Willie Carrick

Personal information
- Full name: William Francis Carrick
- Date of birth: 26 September 1952
- Place of birth: Dublin, Ireland
- Date of death: 28 July 2023 (aged 70)
- Place of death: Brentwood, England
- Position(s): Goalkeeper

Youth career
- 1967–1972: Manchester United

Senior career*
- Years: Team / Apps / (Gls)
- 1972: Chelmsford City / 0 / (0)
- 1972–1973: Luton Town / 4 / (0)
- 1973–1975: Chelmsford City / 49 / (0)
- 1975–1977: Enfield
- Bishop's Stortford
- Hornchurch
- Hoddesdon Town
- 1981–1984: Chelmsford City / 98 / (1)

Managerial career
- Witham Town
- Basildon United

= Willie Carrick =

Irish footballer (1952–2023)

William Francis Carrick (26 September 1952 – 28 June 2023) was an Irish footballer who played as a goalkeeper in the Football League for Luton Town.

==Playing career==
Born in Dublin, Ireland, Carrick joined Manchester United in 1967, before signing apprenticeship forms for the club in September 1970. During his time in the youth ranks at Manchester United, Carrick predominantly played as a goalkeeper, however during a game against Bury 'B' on 27 February 1971, Carrick scored five goals playing as a striker in a 6–0 win. At the end of the 1971–72 season, Carrick was released by Manchester United, briefly signing for non-league club Chelmsford City, making his debut in a 2–2 draw against Stafford Rangers in the Non-League Championship on 12 May 1972.

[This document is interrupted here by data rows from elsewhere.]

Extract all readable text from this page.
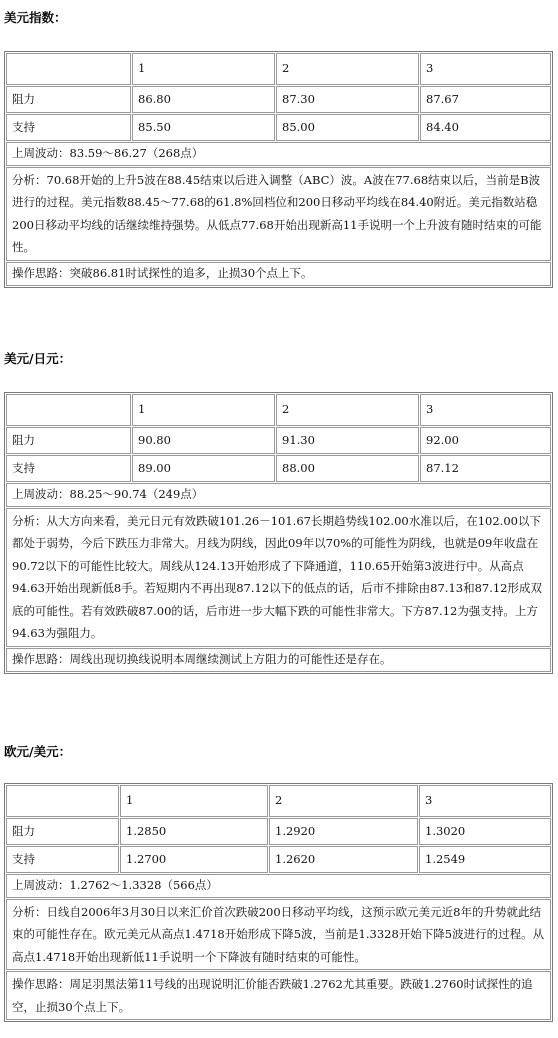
美元指数：
	1	2	3
阻力	86.80	87.30	87.67
支持	85.50	85.00	84.40
上周波动：83.59～86.27（268点）			
分析：70.68开始的上升5波在88.45结束以后进入调整（ABC）波。A波在77.68结束以后，当前是B波进行的过程。美元指数88.45～77.68的61.8%回档位和200日移动平均线在84.40附近。美元指数站稳200日移动平均线的话继续维持强势。从低点77.68开始出现新高11手说明一个上升波有随时结束的可能性。			
操作思路：突破86.81时试探性的追多，止损30个点上下。			
美元/日元：
	1	2	3
阻力	90.80	91.30	92.00
支持	89.00	88.00	87.12
上周波动：88.25～90.74（249点）			
分析：从大方向来看，美元日元有效跌破101.26－101.67长期趋势线102.00水准以后，在102.00以下都处于弱势，今后下跌压力非常大。月线为阴线，因此09年以70%的可能性为阴线，也就是09年收盘在90.72以下的可能性比较大。周线从124.13开始形成了下降通道，110.65开始第3波进行中。从高点94.63开始出现新低8手。若短期内不再出现87.12以下的低点的话，后市不排除由87.13和87.12形成双底的可能性。若有效跌破87.00的话，后市进一步大幅下跌的可能性非常大。下方87.12为强支持。上方94.63为强阻力。			
操作思路：周线出现切换线说明本周继续测试上方阻力的可能性还是存在。			
欧元/美元：
	1	2	3
阻力	1.2850	1.2920	1.3020
支持	1.2700	1.2620	1.2549
上周波动：1.2762～1.3328（566点）			
分析：日线自2006年3月30日以来汇价首次跌破200日移动平均线，这预示欧元美元近8年的升势就此结束的可能性存在。欧元美元从高点1.4718开始形成下降5波，当前是1.3328开始下降5波进行的过程。从高点1.4718开始出现新低11手说明一个下降波有随时结束的可能性。			
操作思路：周足羽黑法第11号线的出现说明汇价能否跌破1.2762尤其重要。跌破1.2760时试探性的追空，止损30个点上下。			
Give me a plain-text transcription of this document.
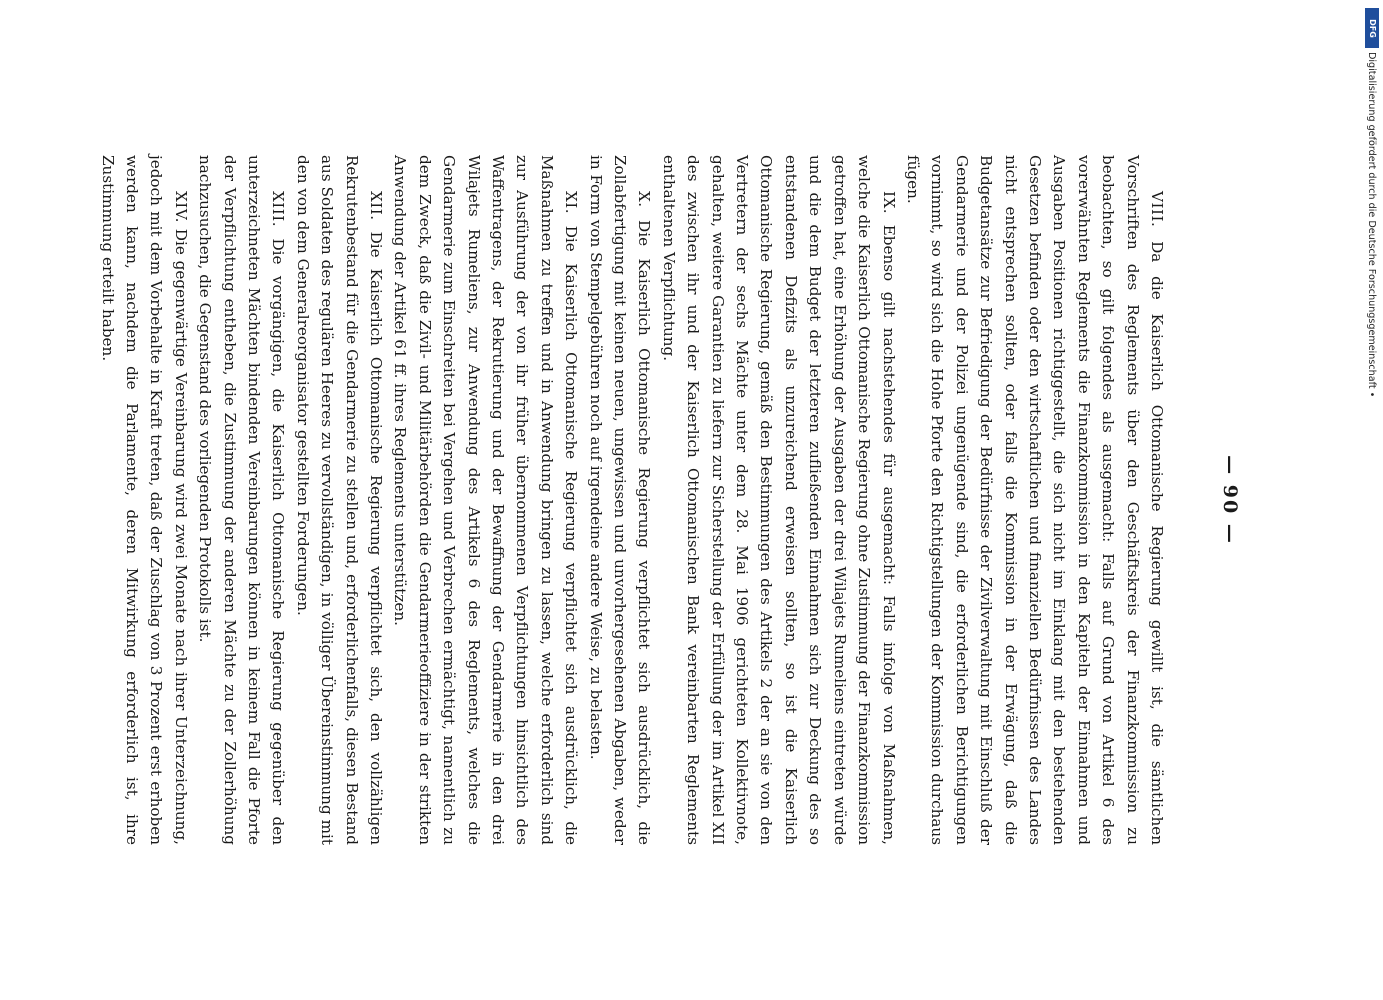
— 90 —

VIII. Da die Kaiserlich Ottomanische Regierung gewillt ist, die sämtlichen Vorschriften des Reglements über den Geschäftskreis der Finanzkommission zu beobachten, so gilt folgendes als ausgemacht: Falls auf Grund von Artikel 6 des vorerwähnten Reglements die Finanzkommission in den Kapiteln der Einnahmen und Ausgaben Positionen richtiggestellt, die sich nicht im Einklang mit den bestehenden Gesetzen befinden oder den wirtschaftlichen und finanziellen Bedürfnissen des Landes nicht entsprechen sollten, oder falls die Kommission in der Erwägung, daß die Budgetansätze zur Befriedigung der Bedürfnisse der Zivilverwaltung mit Einschluß der Gendarmerie und der Polizei ungenügende sind, die erforderlichen Berichtigungen vornimmt, so wird sich die Hohe Pforte den Richtigstellungen der Kommission durchaus fügen.

IX. Ebenso gilt nachstehendes für ausgemacht: Falls infolge von Maßnahmen, welche die Kaiserlich Ottomanische Regierung ohne Zustimmung der Finanzkommission getroffen hat, eine Erhöhung der Ausgaben der drei Wilajets Rumeliens eintreten würde und die dem Budget der letzteren zufließenden Einnahmen sich zur Deckung des so entstandenen Defizits als unzureichend erweisen sollten, so ist die Kaiserlich Ottomanische Regierung, gemäß den Bestimmungen des Artikels 2 der an sie von den Vertretern der sechs Mächte unter dem 28. Mai 1906 gerichteten Kollektivnote, gehalten, weitere Garantien zu liefern zur Sicherstellung der Erfüllung der im Artikel XII des zwischen ihr und der Kaiserlich Ottomanischen Bank vereinbarten Reglements enthaltenen Verpflichtung.

X. Die Kaiserlich Ottomanische Regierung verpflichtet sich ausdrücklich, die Zollabfertigung mit keinen neuen, ungewissen und unvorhergesehenen Abgaben, weder in Form von Stempelgebühren noch auf irgendeine andere Weise, zu belasten.

XI. Die Kaiserlich Ottomanische Regierung verpflichtet sich ausdrücklich, die Maßnahmen zu treffen und in Anwendung bringen zu lassen, welche erforderlich sind zur Ausführung der von ihr früher übernommenen Verpflichtungen hinsichtlich des Waffentragens, der Rekrutierung und der Bewaffnung der Gendarmerie in den drei Wilajets Rumeliens, zur Anwendung des Artikels 6 des Reglements, welches die Gendarmerie zum Einschreiten bei Vergehen und Verbrechen ermächtigt, namentlich zu dem Zweck, daß die Zivil- und Militärbehörden die Gendarmerieoffiziere in der strikten Anwendung der Artikel 61 ff. ihres Reglements unterstützen.

XII. Die Kaiserlich Ottomanische Regierung verpflichtet sich, den vollzähligen Rekrutenbestand für die Gendarmerie zu stellen und, erforderlichenfalls, diesen Bestand aus Soldaten des regulären Heeres zu vervollständigen, in völliger Übereinstimmung mit den von dem Generalreorganisator gestellten Forderungen.

XIII. Die vorgängigen, die Kaiserlich Ottomanische Regierung gegenüber den unterzeichneten Mächten bindenden Vereinbarungen können in keinem Fall die Pforte der Verpflichtung entheben, die Zustimmung der anderen Mächte zu der Zollerhöhung nachzusuchen, die Gegenstand des vorliegenden Protokolls ist.

XIV. Die gegenwärtige Vereinbarung wird zwei Monate nach ihrer Unterzeichnung, jedoch mit dem Vorbehalte in Kraft treten, daß der Zuschlag von 3 Prozent erst erhoben werden kann, nachdem die Parlamente, deren Mitwirkung erforderlich ist, ihre Zustimmung erteilt haben.

DFG
Digitalisierung gefördert durch die Deutsche Forschungsgemeinschaft •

Before the 1972–73 season, Carrick signed for Luton Town, however found his opportunities at the club limited, playing just four games in the Football League, with Graham Horn and Keith Barber being above Carrick in the pecking order at Luton. Following one season at Luton, Carrick re-signed for Chelmsford.

Following his return to Chelmsford, Carrick competed with Larry Taylor to be first choice goalkeeper at Chelmsford, before departing in 1975. During his time away from Chelmsford, Carrick played for Enfield, Bishop's Stortford, Hornchurch and Hoddesdon Town, before returning to Chelmsford in August 1981. On 5 May 1984, Carrick scored a penalty in a 5–0 win against Dorchester Town on the final day of the 1983–84 Southern League season. Carrick retired from football at the end of the year, playing his final game for Chelmsford against Barking in a 4–1 win in the Eastern Floodlight Competition.

==Managerial career==
Following his playing career, Carrick entered management, managing Essex clubs Witham Town and Basildon United.

==Death==
On 28 June 2023, it was announced that Carrick had died at the age of 70.